The eOne is an all-in-one desktop computer that was produced by eMachines and introduced on August 5, 1999. It resembles Apple's "Bondi Blue" iMac.

Apple sued eMachines for allegedly infringing upon the distinctive trade dress of the iMac with the eOne. Apple and eMachines settled the case in 2000, which required the model to be discontinued.

==History and legal issues==
Upon its release in 1999, the eOne came with a translucent "cool blue" case, while the original iMac had a two-toned case with "Bondi Blue" accents. At US$799, the eOne was also cheaper than the US$1,199 iMac. eMachines hoped to avoid legal trouble because the shape of the computer was different from the iMac. However, Apple sued eMachines, alleging that the computer's design infringed upon the protected trade dress of the iMac. In March 2000, eMachines reached a settlement with Apple, under which it agreed to discontinue the infringing model.

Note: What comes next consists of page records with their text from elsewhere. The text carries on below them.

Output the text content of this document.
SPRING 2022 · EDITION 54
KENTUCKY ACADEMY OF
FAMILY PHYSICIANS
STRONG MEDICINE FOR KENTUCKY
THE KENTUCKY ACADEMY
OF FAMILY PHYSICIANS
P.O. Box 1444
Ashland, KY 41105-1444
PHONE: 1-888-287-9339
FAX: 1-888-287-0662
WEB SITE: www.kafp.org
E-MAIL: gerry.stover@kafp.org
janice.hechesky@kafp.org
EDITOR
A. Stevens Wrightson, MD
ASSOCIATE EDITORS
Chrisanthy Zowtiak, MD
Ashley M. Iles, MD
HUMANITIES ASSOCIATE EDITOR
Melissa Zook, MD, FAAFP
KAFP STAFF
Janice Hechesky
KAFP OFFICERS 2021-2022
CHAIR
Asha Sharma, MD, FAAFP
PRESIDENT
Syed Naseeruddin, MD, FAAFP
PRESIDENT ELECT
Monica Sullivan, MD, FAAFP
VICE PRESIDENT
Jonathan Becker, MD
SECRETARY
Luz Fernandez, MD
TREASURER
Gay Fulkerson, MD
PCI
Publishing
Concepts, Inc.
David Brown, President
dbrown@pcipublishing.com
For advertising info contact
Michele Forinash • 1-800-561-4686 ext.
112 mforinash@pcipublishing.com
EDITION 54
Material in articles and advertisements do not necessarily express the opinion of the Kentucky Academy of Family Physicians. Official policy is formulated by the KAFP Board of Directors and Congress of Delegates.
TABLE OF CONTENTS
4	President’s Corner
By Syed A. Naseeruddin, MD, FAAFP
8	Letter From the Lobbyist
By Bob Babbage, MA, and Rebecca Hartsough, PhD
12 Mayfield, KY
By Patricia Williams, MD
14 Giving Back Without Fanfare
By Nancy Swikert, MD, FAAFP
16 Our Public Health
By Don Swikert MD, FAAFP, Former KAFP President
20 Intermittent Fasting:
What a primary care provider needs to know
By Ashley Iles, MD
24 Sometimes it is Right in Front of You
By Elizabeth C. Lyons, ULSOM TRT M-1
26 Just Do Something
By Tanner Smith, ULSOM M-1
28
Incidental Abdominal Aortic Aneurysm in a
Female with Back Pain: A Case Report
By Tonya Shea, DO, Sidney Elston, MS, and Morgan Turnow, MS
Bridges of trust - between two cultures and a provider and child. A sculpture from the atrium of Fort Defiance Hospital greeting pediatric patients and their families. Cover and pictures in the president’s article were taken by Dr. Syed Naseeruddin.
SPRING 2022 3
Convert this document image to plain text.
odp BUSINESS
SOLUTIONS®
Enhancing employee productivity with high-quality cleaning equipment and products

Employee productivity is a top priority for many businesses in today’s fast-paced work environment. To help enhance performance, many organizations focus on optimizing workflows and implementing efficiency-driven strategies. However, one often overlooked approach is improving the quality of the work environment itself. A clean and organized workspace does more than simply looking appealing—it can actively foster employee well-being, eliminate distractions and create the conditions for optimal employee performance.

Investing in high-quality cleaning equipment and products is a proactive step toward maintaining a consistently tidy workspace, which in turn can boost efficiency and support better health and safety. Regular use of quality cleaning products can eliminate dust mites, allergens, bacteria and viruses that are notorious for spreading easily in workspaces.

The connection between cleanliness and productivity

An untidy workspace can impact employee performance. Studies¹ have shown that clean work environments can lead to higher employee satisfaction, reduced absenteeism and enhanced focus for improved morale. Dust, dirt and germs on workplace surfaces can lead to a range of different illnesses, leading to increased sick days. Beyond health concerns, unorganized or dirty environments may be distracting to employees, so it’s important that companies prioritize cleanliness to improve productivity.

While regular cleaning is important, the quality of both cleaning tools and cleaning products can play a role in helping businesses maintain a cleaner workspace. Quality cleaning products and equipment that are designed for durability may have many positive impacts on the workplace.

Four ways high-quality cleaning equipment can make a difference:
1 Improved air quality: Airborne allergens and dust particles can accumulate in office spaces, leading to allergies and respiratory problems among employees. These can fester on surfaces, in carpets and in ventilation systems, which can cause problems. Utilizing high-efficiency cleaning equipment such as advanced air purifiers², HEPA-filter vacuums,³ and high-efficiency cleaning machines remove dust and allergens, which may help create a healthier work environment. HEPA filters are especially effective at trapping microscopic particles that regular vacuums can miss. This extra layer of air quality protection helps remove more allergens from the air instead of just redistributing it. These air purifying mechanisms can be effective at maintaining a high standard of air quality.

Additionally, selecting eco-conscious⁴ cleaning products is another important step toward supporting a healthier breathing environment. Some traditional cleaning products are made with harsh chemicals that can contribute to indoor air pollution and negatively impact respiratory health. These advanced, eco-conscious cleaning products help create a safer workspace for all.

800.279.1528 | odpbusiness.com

The eOne was available at Circuit City and Micro Center, but it did not sell well in the few months when it was available due to a lawsuit from Apple which eventually caused the eOne to be widely considered a failure for eMachines. The eOne was discontinued in 2000, and due to its lackluster sales, is rare in the secondary market.

==Technical specifications==
The eOne had a 433 MHz Intel Celeron microprocessor, 64 megabytes of PC-100 SDRAM RAM, a 15-inch CRT monitor, a 10BASE-T Ethernet port, a floppy drive, an 8 MB ATI video card, a 56k modem, and a CD-ROM drive, along with the ability to use two PC cards, which were commonly used to expand the capabilities of laptops.

As a Wintel-based computer, the eOne ran Windows 98 or Windows Me depending on the time of manufacture, as opposed to the iMac running Mac OS 8 or Mac OS 9.

==Legacy==
In 2007, three years after acquiring eMachines, Gateway released the One, an all-in-one desktop computer similar to the eOne but in black and utilizing a flat-screen monitor.